Miriam represents courage that resides innately in children to speak out for the sake of others. In this case, Miriam’s bold suggestion led to Moses escaping a massacre and spending his first year (or possibly two to three years) back in the arms of his mother. Imagine the deep exhalation of breath from Moses’ mother, when her extraordinary daughter came home to fetch her to nurse the baby—her baby. When we listen to children, solutions to complex problems can become clear, even problems that are literally life and death. 

1 Samuel 17

And Saul said to David, “You are not able to go against this Philistine to fight with him; for you are a youth, and he a man of war from his youth”. . . David said, “The Lord, who delivered me from the paw of the lion and from the paw of the bear, he will deliver me from the hand of this Philistine.”’(1 Samuel 17:33 & 37)

David defeated Goliath with a pebble and a slingshot—the arsenal of a 15-year-old. 

It can be easy to discount the experience of children, but David’s experience was that God had always delivered him from danger—even from lions and bears.  And, as it turned out, David’s was the only experience that mattered. He defeated Goliath with a pebble and a slingshot—the arsenal of a 15-year-old. He faced a giant, standing in God’s strength, knowing it is the Lord who saves. This is a tenacious faith built on an experience of God’s faithfulness. Child-like faith says, God helped me then, he will help me now. It’s a simple trust we can all aspire to.

Jeremiah 1:1-12 

‘The word of the Lord came to me, saying, “Before I formed you in the womb I knew you, before you were born, I set you apart; I appointed you as a prophet to the nations. . . Do not say, ‘I am too young.’ You must go to everyone I send you to and say whatever I command you. Do not be afraid of them, for I am with you and will rescue you,” declares the Lord.’ (Jeremiah 1:4 & 7) 
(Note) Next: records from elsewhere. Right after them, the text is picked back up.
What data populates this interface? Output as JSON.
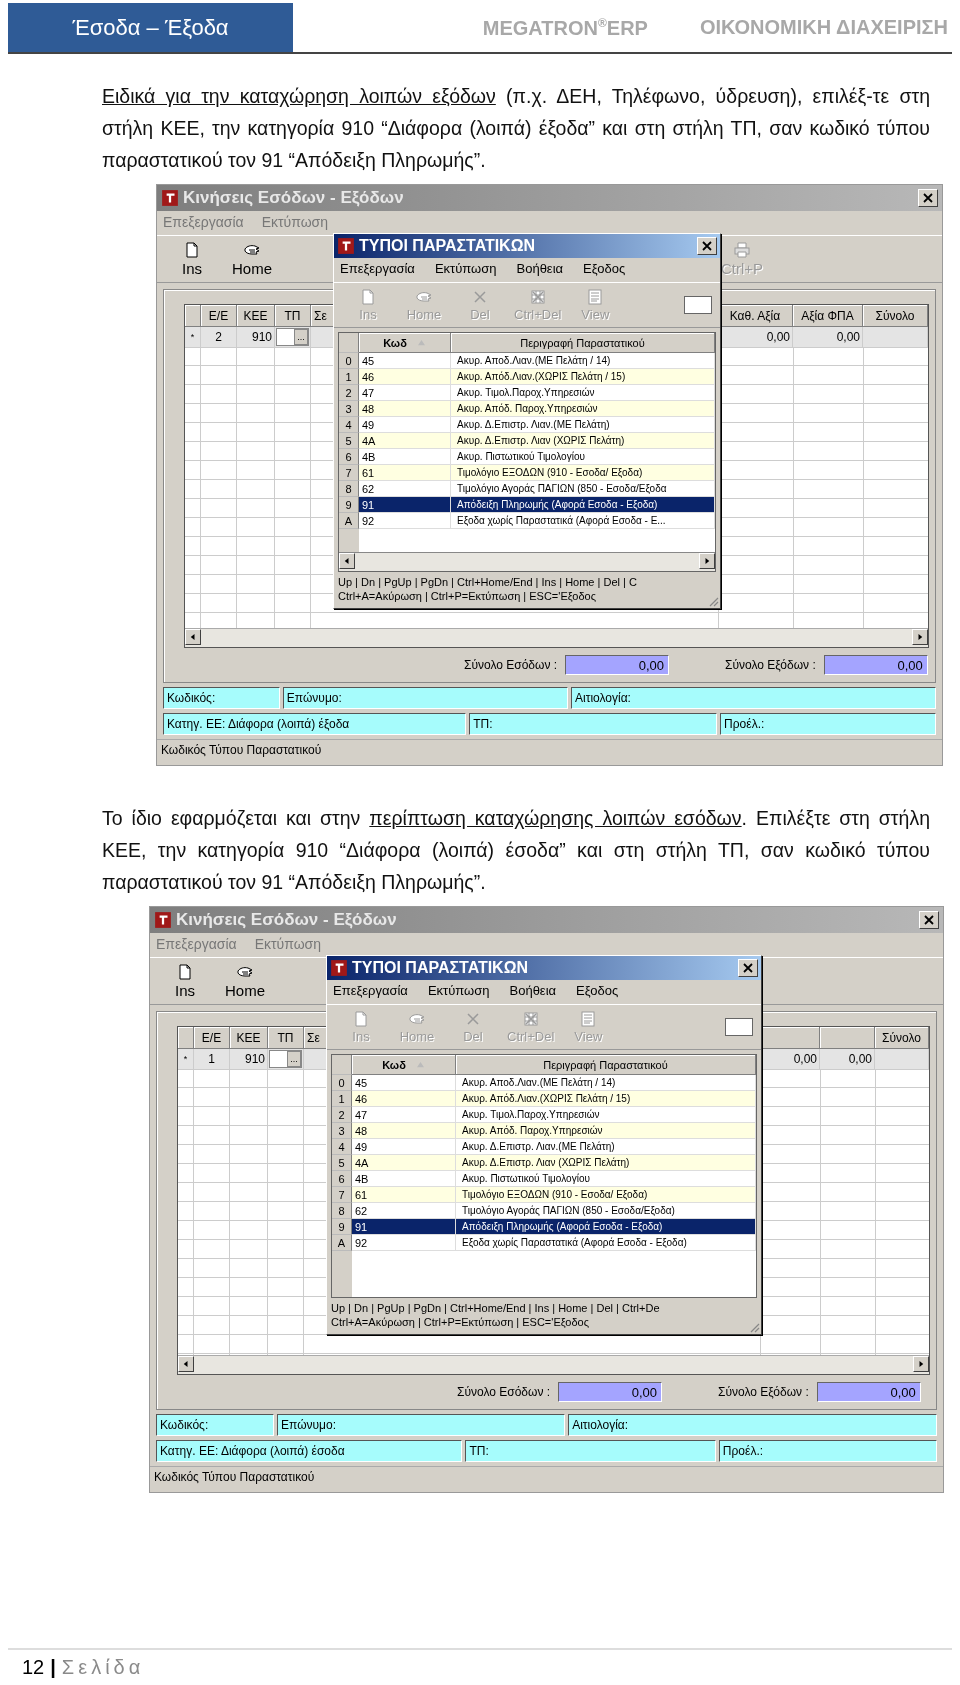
{
  "header": {
    "section_title": "Έσοδα – Έξοδα",
    "product": "MEGATRON$^{®}$ERP",
    "module": "ΟΙΚΟΝΟΜΙΚΗ ΔΙΑΧΕΙΡΙΣΗ"
  },
  "content": [
    {
      "kind": "paragraph",
      "parts": [
        {
          "text": "Ειδικά για την καταχώρηση λοιπών εξόδων",
          "underlined": true
        },
        {
          "text": " (π.χ. ΔΕΗ, Τηλέφωνο, ύδρευση), επιλέξ-τε στη στήλη ΚΕΕ, την κατηγορία 910 “Διάφορα (λοιπά) έξοδα” και στη στήλη ΤΠ, σαν κωδικό τύπου παραστατικού τον 91 “Απόδειξη Πληρωμής”.",
          "underlined": false
        }
      ]
    },
    {
      "kind": "screenshot",
      "window": {
        "title": "Κινήσεις Εσόδων - Εξόδων",
        "menu": [
          "Επεξεργασία",
          "Εκτύπωση"
        ],
        "toolbar": {
          "left": [
            {
              "label": "Ins",
              "kind": "new",
              "disabled": false
            },
            {
              "label": "Home",
              "kind": "home",
              "disabled": false
            }
          ],
          "right": [
            {
              "label": "Ctrl+P",
              "kind": "print",
              "disabled": true
            }
          ]
        },
        "grid": {
          "columns": [
            "Ε/Ε",
            "ΚΕΕ",
            "ΤΠ",
            "Σε"
          ],
          "right_columns": [
            {
              "header": "Καθ. Αξία",
              "value": "0,00"
            },
            {
              "header": "Αξία ΦΠΑ",
              "value": "0,00"
            },
            {
              "header": "Σύνολο"
            }
          ],
          "row": {
            "marker": "*",
            "entry": "2",
            "category": "910",
            "picker_button": "..."
          }
        },
        "totals": [
          {
            "label": "Σύνολο Εσόδων :",
            "value": "0,00"
          },
          {
            "label": "Σύνολο Εξόδων :",
            "value": "0,00"
          }
        ],
        "info_rows": [
          {
            "fields": [
              "Κωδικός:",
              "Επώνυμο:",
              "Αιτιολογία:"
            ]
          },
          {
            "fields": [
              "Κατηγ. ΕΕ: Διάφορα (λοιπά) έξοδα",
              "ΤΠ:",
              "Προέλ.:"
            ]
          }
        ],
        "status": "Κωδικός Τύπου Παραστατικού",
        "dialog": {
          "title": "ΤΥΠΟΙ ΠΑΡΑΣΤΑΤΙΚΩΝ",
          "menu": [
            "Επεξεργασία",
            "Εκτύπωση",
            "Βοήθεια",
            "Εξοδος"
          ],
          "toolbar": [
            {
              "label": "Ins",
              "kind": "new",
              "disabled": true
            },
            {
              "label": "Home",
              "kind": "home",
              "disabled": true
            },
            {
              "label": "Del",
              "kind": "delete",
              "disabled": true
            },
            {
              "label": "Ctrl+Del",
              "kind": "clear",
              "disabled": true
            },
            {
              "label": "View",
              "kind": "view",
              "disabled": true
            }
          ],
          "columns": [
            "Κωδ",
            "Περιγραφή Παραστατικού"
          ],
          "rows": [
            {
              "index": "0",
              "code": "45",
              "description": "Ακυρ. Αποδ.Λιαν.(ΜΕ Πελάτη / 14)",
              "selected": false
            },
            {
              "index": "1",
              "code": "46",
              "description": "Ακυρ. Απόδ.Λιαν.(ΧΩΡΙΣ Πελάτη / 15)",
              "selected": false
            },
            {
              "index": "2",
              "code": "47",
              "description": "Ακυρ. Τιμολ.Παροχ.Υπηρεσιών",
              "selected": false
            },
            {
              "index": "3",
              "code": "48",
              "description": "Ακυρ. Απόδ. Παροχ.Υπηρεσιών",
              "selected": false
            },
            {
              "index": "4",
              "code": "49",
              "description": "Ακυρ. Δ.Επιστρ. Λιαν.(ΜΕ Πελάτη)",
              "selected": false
            },
            {
              "index": "5",
              "code": "4A",
              "description": "Ακυρ. Δ.Επιστρ. Λιαν (ΧΩΡΙΣ Πελάτη)",
              "selected": false
            },
            {
              "index": "6",
              "code": "4B",
              "description": "Ακυρ. Πιστωτικού Τιμολογίου",
              "selected": false
            },
            {
              "index": "7",
              "code": "61",
              "description": "Τιμολόγιο ΕΞΟΔΩΝ (910 - Εσοδα/ Εξοδα)",
              "selected": false
            },
            {
              "index": "8",
              "code": "62",
              "description": "Τιμολόγιο Αγοράς ΠΑΓΙΩΝ (850 - Εσοδα/Εξοδα",
              "selected": false
            },
            {
              "index": "9",
              "code": "91",
              "description": "Απόδειξη Πληρωμής (Αφορά Εσοδα - Εξοδα)",
              "selected": true
            },
            {
              "index": "A",
              "code": "92",
              "description": "Εξοδα χωρίς Παραστατικά (Αφορά Εσοδα - Ε...",
              "selected": false
            }
          ],
          "hscroll": true,
          "status_lines": [
            "Up | Dn | PgUp | PgDn | Ctrl+Home/End | Ins | Home | Del | C",
            "Ctrl+A=Ακύρωση | Ctrl+P=Εκτύπωση | ESC='Εξοδος"
          ]
        }
      }
    },
    {
      "kind": "paragraph",
      "parts": [
        {
          "text": "Το ίδιο εφαρμόζεται και στην ",
          "underlined": false
        },
        {
          "text": "περίπτωση καταχώρησης λοιπών εσόδων",
          "underlined": true
        },
        {
          "text": ". Επιλέξτε στη στήλη ΚΕΕ, την κατηγορία 910 “Διάφορα (λοιπά) έσοδα” και στη στήλη ΤΠ, σαν κωδικό τύπου παραστατικού τον 91 “Απόδειξη Πληρωμής”.",
          "underlined": false
        }
      ]
    },
    {
      "kind": "screenshot",
      "window": {
        "title": "Κινήσεις Εσόδων - Εξόδων",
        "menu": [
          "Επεξεργασία",
          "Εκτύπωση"
        ],
        "toolbar": {
          "left": [
            {
              "label": "Ins",
              "kind": "new",
              "disabled": false
            },
            {
              "label": "Home",
              "kind": "home",
              "disabled": false
            }
          ]
        },
        "grid": {
          "columns": [
            "Ε/Ε",
            "ΚΕΕ",
            "ΤΠ",
            "Σε"
          ],
          "right_columns": [
            {
              "value": "0,00"
            },
            {
              "value": "0,00"
            },
            {
              "header": "Σύνολο"
            }
          ],
          "row": {
            "marker": "*",
            "entry": "1",
            "category": "910",
            "picker_button": "..."
          }
        },
        "totals": [
          {
            "label": "Σύνολο Εσόδων :",
            "value": "0,00"
          },
          {
            "label": "Σύνολο Εξόδων :",
            "value": "0,00"
          }
        ],
        "info_rows": [
          {
            "fields": [
              "Κωδικός:",
              "Επώνυμο:",
              "Αιτιολογία:"
            ]
          },
          {
            "fields": [
              "Κατηγ. ΕΕ: Διάφορα (λοιπά) έσοδα",
              "ΤΠ:",
              "Προέλ.:"
            ]
          }
        ],
        "status": "Κωδικός Τύπου Παραστατικού",
        "dialog": {
          "title": "ΤΥΠΟΙ ΠΑΡΑΣΤΑΤΙΚΩΝ",
          "menu": [
            "Επεξεργασία",
            "Εκτύπωση",
            "Βοήθεια",
            "Εξοδος"
          ],
          "toolbar": [
            {
              "label": "Ins",
              "kind": "new",
              "disabled": true
            },
            {
              "label": "Home",
              "kind": "home",
              "disabled": true
            },
            {
              "label": "Del",
              "kind": "delete",
              "disabled": true
            },
            {
              "label": "Ctrl+Del",
              "kind": "clear",
              "disabled": true
            },
            {
              "label": "View",
              "kind": "view",
              "disabled": true
            }
          ],
          "columns": [
            "Κωδ",
            "Περιγραφή Παραστατικού"
          ],
          "rows": [
            {
              "index": "0",
              "code": "45",
              "description": "Ακυρ. Αποδ.Λιαν.(ΜΕ Πελάτη / 14)",
              "selected": false
            },
            {
              "index": "1",
              "code": "46",
              "description": "Ακυρ. Απόδ.Λιαν.(ΧΩΡΙΣ Πελάτη / 15)",
              "selected": false
            },
            {
              "index": "2",
              "code": "47",
              "description": "Ακυρ. Τιμολ.Παροχ.Υπηρεσιών",
              "selected": false
            },
            {
              "index": "3",
              "code": "48",
              "description": "Ακυρ. Απόδ. Παροχ.Υπηρεσιών",
              "selected": false
            },
            {
              "index": "4",
              "code": "49",
              "description": "Ακυρ. Δ.Επιστρ. Λιαν.(ΜΕ Πελάτη)",
              "selected": false
            },
            {
              "index": "5",
              "code": "4A",
              "description": "Ακυρ. Δ.Επιστρ. Λιαν (ΧΩΡΙΣ Πελάτη)",
              "selected": false
            },
            {
              "index": "6",
              "code": "4B",
              "description": "Ακυρ. Πιστωτικού Τιμολογίου",
              "selected": false
            },
            {
              "index": "7",
              "code": "61",
              "description": "Τιμολόγιο ΕΞΟΔΩΝ (910 - Εσοδα/ Εξοδα)",
              "selected": false
            },
            {
              "index": "8",
              "code": "62",
              "description": "Τιμολόγιο Αγοράς ΠΑΓΙΩΝ (850 - Εσοδα/Εξοδα)",
              "selected": false
            },
            {
              "index": "9",
              "code": "91",
              "description": "Απόδειξη Πληρωμής (Αφορά Εσοδα - Εξοδα)",
              "selected": true
            },
            {
              "index": "A",
              "code": "92",
              "description": "Εξοδα χωρίς Παραστατικά (Αφορά Εσοδα - Εξοδα)",
              "selected": false
            }
          ],
          "hscroll": false,
          "status_lines": [
            "Up | Dn | PgUp | PgDn | Ctrl+Home/End | Ins | Home | Del | Ctrl+De",
            "Ctrl+A=Ακύρωση | Ctrl+P=Εκτύπωση | ESC='Εξοδος"
          ]
        }
      }
    }
  ],
  "footer": {
    "page_number": "12",
    "separator": "|",
    "label": "Σελίδα"
  }
}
God knew us before the thought of us crossed the minds of our parents. God knew Jeremiah and had planned, before he was born, for him to speak to the nations.  These verses are a manifesto for children through the ages, and all around the world. God commissions them to speak because, before they were formed, he’d planned to help them lead others to himself. When God calls children into his purposes, his timing is his business. When Jeremiah felt afraid, God assured him of his abiding presence, his empowering spirit and then simply asked him to say what he saw.  And when young people today step out in faith and say what they see, it can change the course of history. We would be wise to listen, and not say to them, ‘alas, you are too young.’ 

When God calls children into his purposes, his timing is his business.

Daniel 1:1-21  

‘To these four young men God gave knowledge and understanding of all kinds of literature and learning. And Daniel could understand visions and dreams of all kinds. . . In every matter of wisdom and understanding about which the king questioned them, he found them ten times better than all the magicians and enchanters in his whole kingdom.’ (Daniel 1:17 & 20) 
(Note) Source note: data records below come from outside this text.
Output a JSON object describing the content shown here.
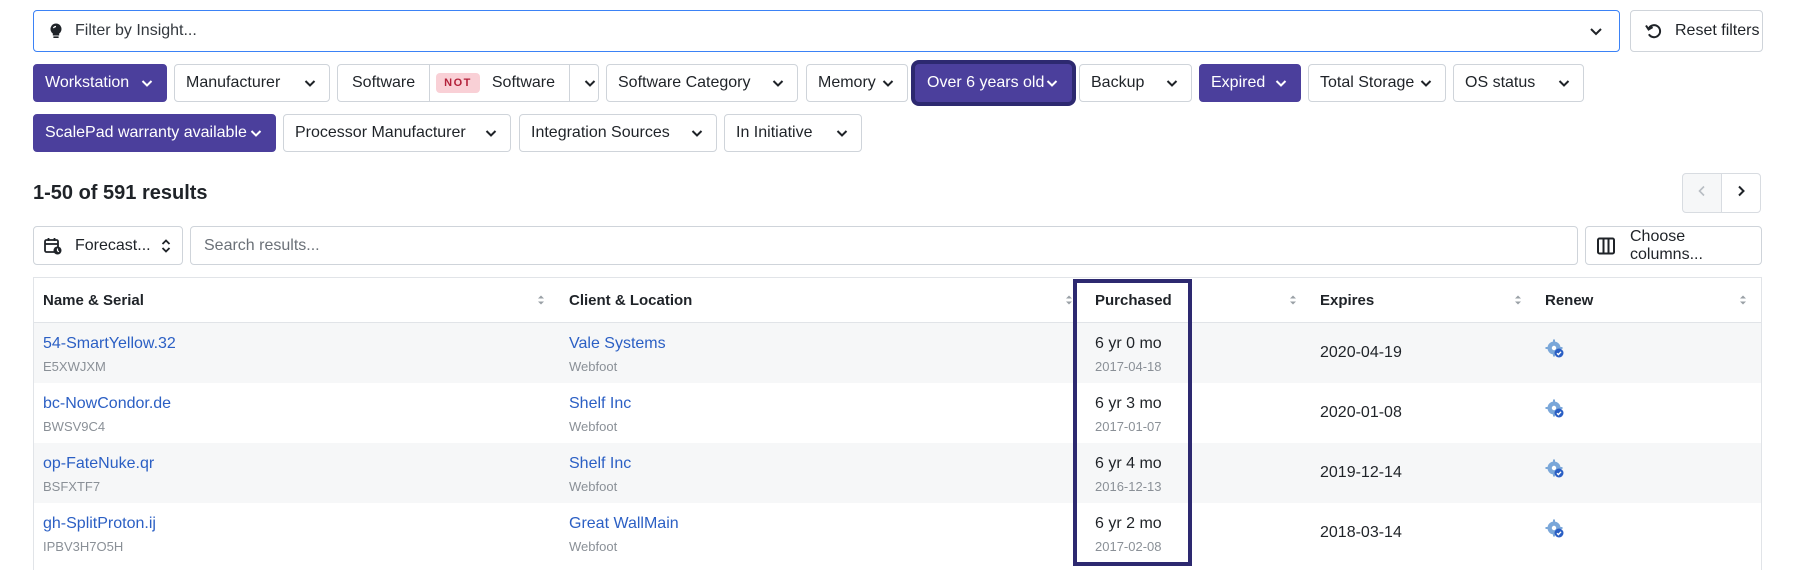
{
  "filter_bar": {
    "insight_placeholder": "Filter by Insight...",
    "reset_label": "Reset filters"
  },
  "chips": [
    {
      "id": "workstation",
      "label": "Workstation",
      "active": true
    },
    {
      "id": "manufacturer",
      "label": "Manufacturer",
      "active": false
    },
    {
      "id": "software",
      "label": "Software",
      "not_badge": "NOT",
      "label2": "Software",
      "active": false
    },
    {
      "id": "software_category",
      "label": "Software Category",
      "active": false
    },
    {
      "id": "memory",
      "label": "Memory",
      "active": false
    },
    {
      "id": "over6",
      "label": "Over 6 years old",
      "active": true
    },
    {
      "id": "backup",
      "label": "Backup",
      "active": false
    },
    {
      "id": "expired",
      "label": "Expired",
      "active": true
    },
    {
      "id": "total_storage",
      "label": "Total Storage",
      "active": false
    },
    {
      "id": "os_status",
      "label": "OS status",
      "active": false
    },
    {
      "id": "scalepad",
      "label": "ScalePad warranty available",
      "active": true
    },
    {
      "id": "processor",
      "label": "Processor Manufacturer",
      "active": false
    },
    {
      "id": "integration",
      "label": "Integration Sources",
      "active": false
    },
    {
      "id": "initiative",
      "label": "In Initiative",
      "active": false
    }
  ],
  "results": {
    "count_text": "1-50 of 591 results"
  },
  "toolbar": {
    "forecast_label": "Forecast...",
    "search_placeholder": "Search results...",
    "choose_columns_label": "Choose columns..."
  },
  "table": {
    "columns": [
      "Name & Serial",
      "Client & Location",
      "Purchased",
      "Expires",
      "Renew"
    ],
    "rows": [
      {
        "name": "54-SmartYellow.32",
        "serial": "E5XWJXM",
        "client": "Vale Systems",
        "location": "Webfoot",
        "purchased_age": "6 yr 0 mo",
        "purchased_date": "2017-04-18",
        "expires": "2020-04-19"
      },
      {
        "name": "bc-NowCondor.de",
        "serial": "BWSV9C4",
        "client": "Shelf Inc",
        "location": "Webfoot",
        "purchased_age": "6 yr 3 mo",
        "purchased_date": "2017-01-07",
        "expires": "2020-01-08"
      },
      {
        "name": "op-FateNuke.qr",
        "serial": "BSFXTF7",
        "client": "Shelf Inc",
        "location": "Webfoot",
        "purchased_age": "6 yr 4 mo",
        "purchased_date": "2016-12-13",
        "expires": "2019-12-14"
      },
      {
        "name": "gh-SplitProton.ij",
        "serial": "IPBV3H7O5H",
        "client": "Great WallMain",
        "location": "Webfoot",
        "purchased_age": "6 yr 2 mo",
        "purchased_date": "2017-02-08",
        "expires": "2018-03-14"
      }
    ]
  },
  "colors": {
    "chip_active": "#4b3f9c",
    "link": "#2b5fc4",
    "highlight": "#2d2970",
    "not_badge_bg": "#f9d0d6"
  }
}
Young people across the world have spoken up for centuries upon seeing that something isn’t right. With youth, comes clarity about right and wrong that can become muddied as we age. Daniel aligned himself with God’s kingdom even when it stood in opposition to the kingdom of this world. His story assures all of us that when we speak up on behalf of the oppressed and marginalised, we are aligning ourselves with God’s values of peace, and justice for all.   

Luke 1: 26-45 

 ‘“I am the Lord’s servant,” Mary answered. “May your word to me be fulfilled.” Then the angel left her. . . Blessed is she who has believed that the Lord would fulfill his promises to her!’ (Luke 1:38 & 45) 

The arrival of Jesus as a baby is the fulfillment of God’s covenant with Israel and his redemptive plan for humanity. And the story begins with a teenager. Though fearful at first, Mary is quick to surrender to the plan of her God. We can look to Mary’s faith and follow her humble example. With this child-like trust, we can say ‘yes’ to God. And we can participate in the ongoing rollout of God’s kingdom Jesus established here on earth, knowing it has nothing to do with who we are and everything to do with who God is in us!   

Luke 2:41-52 

‘When his parents saw him, they were astonished. His mother said to him, “Son, why have you treated us like this? Your father and I have been anxiously searching for you.” “Why were you searching for me?” he asked. “Didn’t you know I had to be in my Father’s house?”’ (Luke 2:48-49)  

There’s a place for all of us in God’s house at any age. And there’s always a place for the questions of young people, for the unique perspectives they bring, and the unguarded curiosity that should define us all as children of God.

Though Jesus here is fully God, he is also fully man—or in this case fully boy. And in this way, this story is a gift to children. It’s an invitation to join the boy Jesus in the temple—to ask questions, and to pursue understanding.  And for adults not to worry when they do, knowing their journeys will lead others to the integrity of truth.